Der Vorsitzende des Außenhandelsausschusses im Europaparlament, Bernd Lange, forderte Nachverhandlungen für einen wirksamen Überwachungs- und Umsetzungsmechanismus. „Die Durchsetzungsmöglichkeiten in dem bisherigen Abkommen seien „äußerst dünn“, sagte der SPD-Politiker der Nachrichtenagentur AFP. Er forderte „einen Zusatz zu dem Abkommen“, um Zusagen im Umweltschutzbereich durchsetzbar zu machen.
„Das hängt sehr stark an der brasilianischen Regierung“, sagte Lange. Die Regierung von Staatschef Jair Bolsonaro habe aber „jegliche Verhandlungen darüber abgelehnt“. Er sehe bei anderen Mercosur-Mitgliedern wie Argentinien aber Gesprächsbereitschaft.
Das Mercosur-Abkommen ist seit Jahren umstritten. Europäische Landwirte befürchten auch unfaire Konkurrenz durch südamerikanische Agrarkonzerne. Bevor der Vertrag in Kraft treten kann, muss er vom Europaparlament und allen EU-Mitgliedstaaten ratifiziert werden.
Das EU-Parlament hatte sich am Mittwoch gegen eine rasche Ratifizierung des Abkommens „in seiner jetzigen Form“ ausgesprochen. Es zeigte sich dabei „zutiefst besorgt über die Umweltpolitik von Jair Bolsonaro“.
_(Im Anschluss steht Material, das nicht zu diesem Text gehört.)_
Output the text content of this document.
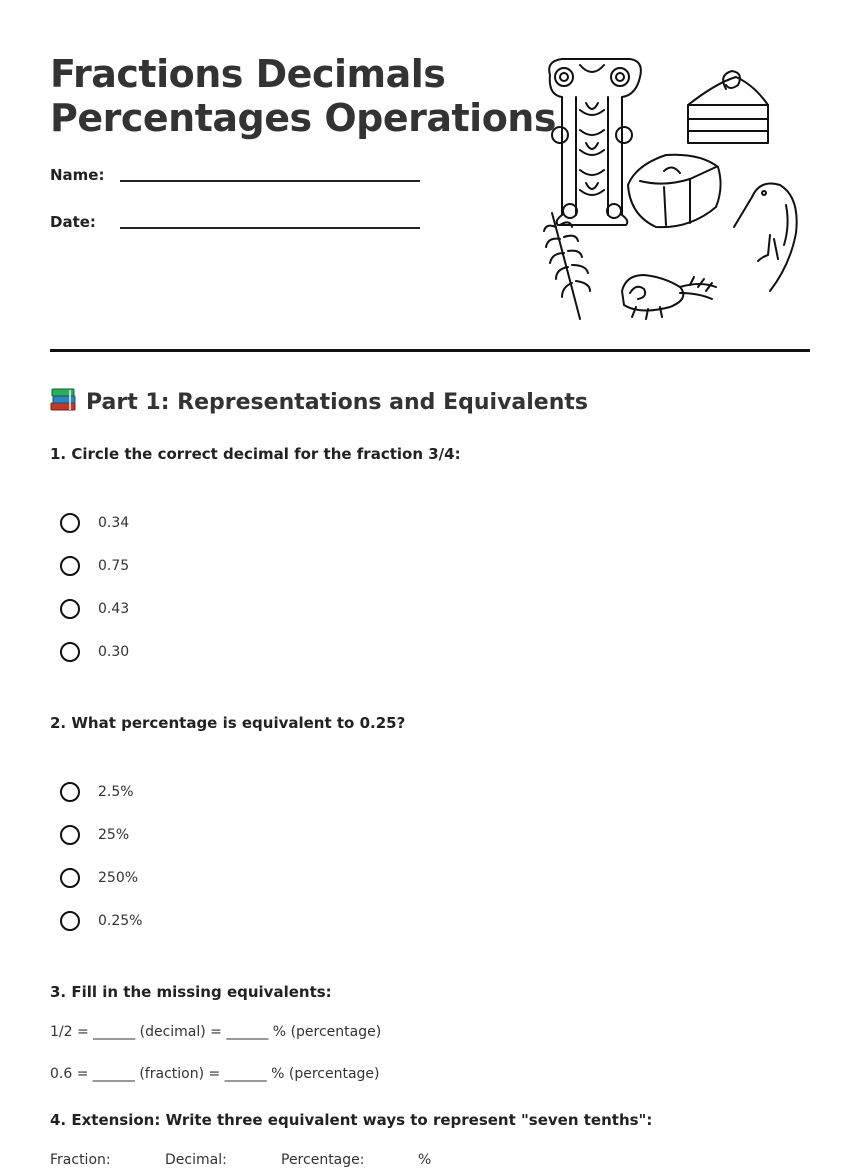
Fractions Decimals
Percentages Operations
Name:
Date:
Part 1: Representations and Equivalents

1. Circle the correct decimal for the fraction 3/4:

0.34
0.75
0.43
0.30

2. What percentage is equivalent to 0.25?

2.5%
25%
250%
0.25%

3. Fill in the missing equivalents:

1/2 = ______ (decimal) = ______ % (percentage)
0.6 = ______ (fraction) = ______ % (percentage)

4. Extension: Write three equivalent ways to represent "seven tenths":

Fraction:	Decimal:	Percentage:	%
Einige nationale und regionale Parlamente in der EU haben den Text in seiner jetzigen Form bereits abgelehnt. Selbst die Bundesregierung, die den Abschluss des Abkommens jahrelang energisch verfolgt hatte, zeigte sich zuletzt skeptisch, ob dessen Umsetzung derzeit machbar ist.